Brands Seeking To Connect With Diverse Audiences Should Start With What Consumers Want
A recent McKinsey survey revealed that Black consumers would shift 30 percent of their current spending—approximately $300 billion—to products designed to deliver quality and function that meets their needs.
“By 2024, the buying power of the U.S. Black population is set to reach $1.8 trillion,” reads a recent NielsenIQ report. “Yet despite this, their needs are still not being met by many beauty and personal care brands.“
Despite that $300 billion play up for grabs, the beauty industry, a segment earning a significant share of Black consumers’ discretionary spending, has some catching up to do. Based on the fact that the Black population is 52 percent female with an average age of 33 (5 years younger than non-Black demographics), beauty brands and retailers have a potential audience that ticks all of the boxes yet remains relatively untapped. From the McKinsey report:
- Black consumers are three times more likely than non-Black customers to walk away from a retailer dissatisfied with their hair care, skincare, and makeup options.
- Black consumers drive 11 percent of beauty spending, but only 4 to 7 percent of beauty brands carried by retailers are brands created for Black consumers.
- The median revenue of beauty brands targeting Black consumers was “89 times higher than what non-Black beauty brands return over the same period.”
Reaching Black consumers eager to shift spending to a brand that understands their needs may fall to marketers rather than brands. Consumer spending drives product development, and recent successes among Black beauty brands illustrate Black interest in finding products and services that are crafted for them. Marketers who find the right mix of clear messaging and authentic value to the consumer may win a piece of that $300 billion pie.
When Black Consumers Find A Product That Works, They Support It Wholeheartedly
According to the MyCode report, only a minority of Black consumers feel that marketers understand their needs. That fact may leave retailers and brands out of a growing and increasingly multi-ethnic demographic. Black consumers often spend more on haircare and beauty products—reaching this demographic can be an important driver of business growth in the future.
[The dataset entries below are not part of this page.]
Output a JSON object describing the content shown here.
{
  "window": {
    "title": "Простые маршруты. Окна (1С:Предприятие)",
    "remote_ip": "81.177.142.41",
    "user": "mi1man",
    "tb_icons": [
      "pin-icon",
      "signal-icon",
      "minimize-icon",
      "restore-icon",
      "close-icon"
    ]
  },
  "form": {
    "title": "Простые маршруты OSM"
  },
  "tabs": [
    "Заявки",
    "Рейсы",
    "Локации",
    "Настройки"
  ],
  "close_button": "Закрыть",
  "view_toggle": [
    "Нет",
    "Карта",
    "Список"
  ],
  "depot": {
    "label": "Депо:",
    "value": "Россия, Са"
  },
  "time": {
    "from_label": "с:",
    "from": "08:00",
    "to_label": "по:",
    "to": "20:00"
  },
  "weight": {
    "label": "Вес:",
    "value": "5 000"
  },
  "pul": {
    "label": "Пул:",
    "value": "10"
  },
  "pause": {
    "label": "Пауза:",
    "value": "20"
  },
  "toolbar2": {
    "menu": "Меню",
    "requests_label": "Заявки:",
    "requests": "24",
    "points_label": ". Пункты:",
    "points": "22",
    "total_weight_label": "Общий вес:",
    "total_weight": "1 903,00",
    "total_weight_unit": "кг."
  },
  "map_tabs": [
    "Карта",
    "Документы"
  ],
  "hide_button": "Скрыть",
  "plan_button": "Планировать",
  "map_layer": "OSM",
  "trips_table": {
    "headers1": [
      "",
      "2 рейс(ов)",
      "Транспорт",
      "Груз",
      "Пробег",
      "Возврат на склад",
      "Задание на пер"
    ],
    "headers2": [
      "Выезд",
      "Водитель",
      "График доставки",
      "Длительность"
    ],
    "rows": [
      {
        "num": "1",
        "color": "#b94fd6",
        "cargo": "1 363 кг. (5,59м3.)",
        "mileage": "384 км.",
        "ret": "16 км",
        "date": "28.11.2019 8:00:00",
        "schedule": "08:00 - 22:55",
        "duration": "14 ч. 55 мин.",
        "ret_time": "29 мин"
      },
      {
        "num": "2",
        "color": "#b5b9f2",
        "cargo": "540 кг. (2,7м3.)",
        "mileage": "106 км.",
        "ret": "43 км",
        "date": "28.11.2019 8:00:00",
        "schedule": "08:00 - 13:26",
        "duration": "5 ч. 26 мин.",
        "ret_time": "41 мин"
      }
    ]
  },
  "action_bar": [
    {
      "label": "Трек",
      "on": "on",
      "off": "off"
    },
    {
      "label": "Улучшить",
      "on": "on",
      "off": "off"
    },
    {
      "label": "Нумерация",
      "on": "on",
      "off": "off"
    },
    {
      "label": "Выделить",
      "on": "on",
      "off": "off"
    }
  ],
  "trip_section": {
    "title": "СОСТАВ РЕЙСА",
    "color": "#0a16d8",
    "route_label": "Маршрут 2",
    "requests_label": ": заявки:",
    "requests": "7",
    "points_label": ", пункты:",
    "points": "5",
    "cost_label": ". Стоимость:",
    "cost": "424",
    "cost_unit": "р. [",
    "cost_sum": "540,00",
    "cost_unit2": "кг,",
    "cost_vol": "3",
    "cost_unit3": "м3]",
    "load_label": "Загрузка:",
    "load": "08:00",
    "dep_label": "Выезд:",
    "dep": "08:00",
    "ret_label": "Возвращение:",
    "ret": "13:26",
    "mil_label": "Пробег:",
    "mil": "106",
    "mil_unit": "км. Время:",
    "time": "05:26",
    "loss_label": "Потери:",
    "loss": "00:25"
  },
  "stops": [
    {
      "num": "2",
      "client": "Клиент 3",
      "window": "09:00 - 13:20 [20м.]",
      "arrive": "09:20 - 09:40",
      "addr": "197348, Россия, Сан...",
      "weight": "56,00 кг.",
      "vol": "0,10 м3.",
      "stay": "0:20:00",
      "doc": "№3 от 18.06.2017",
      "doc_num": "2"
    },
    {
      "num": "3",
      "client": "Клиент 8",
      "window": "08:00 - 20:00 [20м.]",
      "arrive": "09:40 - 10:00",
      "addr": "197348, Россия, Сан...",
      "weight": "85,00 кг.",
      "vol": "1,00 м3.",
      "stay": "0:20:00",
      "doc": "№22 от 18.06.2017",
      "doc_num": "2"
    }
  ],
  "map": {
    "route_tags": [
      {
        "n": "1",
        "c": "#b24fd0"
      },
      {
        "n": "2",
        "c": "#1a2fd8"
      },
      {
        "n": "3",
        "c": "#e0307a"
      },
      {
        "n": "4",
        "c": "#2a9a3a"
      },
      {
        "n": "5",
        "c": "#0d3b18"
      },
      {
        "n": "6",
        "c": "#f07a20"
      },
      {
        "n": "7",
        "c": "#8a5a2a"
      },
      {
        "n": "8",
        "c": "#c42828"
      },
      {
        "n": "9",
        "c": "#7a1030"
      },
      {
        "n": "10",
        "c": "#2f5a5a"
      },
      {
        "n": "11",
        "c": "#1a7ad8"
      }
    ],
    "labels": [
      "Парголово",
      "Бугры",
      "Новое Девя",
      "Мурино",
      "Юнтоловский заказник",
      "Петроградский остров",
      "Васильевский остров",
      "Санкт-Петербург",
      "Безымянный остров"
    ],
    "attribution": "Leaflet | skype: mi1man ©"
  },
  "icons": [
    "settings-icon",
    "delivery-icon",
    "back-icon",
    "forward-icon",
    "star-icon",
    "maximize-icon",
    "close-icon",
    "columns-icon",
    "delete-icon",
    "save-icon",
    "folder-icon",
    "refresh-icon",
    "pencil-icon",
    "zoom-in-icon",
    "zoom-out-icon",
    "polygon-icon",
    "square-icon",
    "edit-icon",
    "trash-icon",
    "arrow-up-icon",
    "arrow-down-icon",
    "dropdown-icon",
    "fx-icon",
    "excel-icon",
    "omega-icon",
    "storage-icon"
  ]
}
Black consumers support brands that align with the values that matter to them in addition to delivering quality and meeting needs, recent research shows, and they are willing to pay as much as 20 percent more to purchase those types of products, according to Mckinsey.
However, authenticity is key to reaching any demographic. Take the Fenty Effect, for example. Fenty, helmed by Rihanna, earned billions in just one year using a powerful strategy: showing the audience that the cosmetics promoted matched the complex tones and shades that fans and other consumers struggled to match with many other brands. That simple idea, for many consumers, was revolutionary.
Fenty brought a new generation of consumers used to hunting for foundations in multiple drug stores and department stores. Fenty’s brand messaging was about meeting a need in a way that demonstrated an intimate knowledge of the audience and what drive’s their purchasing. Today new influencer-fronted brands like Ami Cole are launching at Sephora and bringing products previously only sold online into retail stores.
For brands, reaching a young, motivated, and product-focused consumer means delivering on the basics—function and quality—while listening to what consumers are saying on social and in customer feedback. The “Fenty Effect” shows that Black consumers are ready to spend on products that target their needs explicitly and consistently.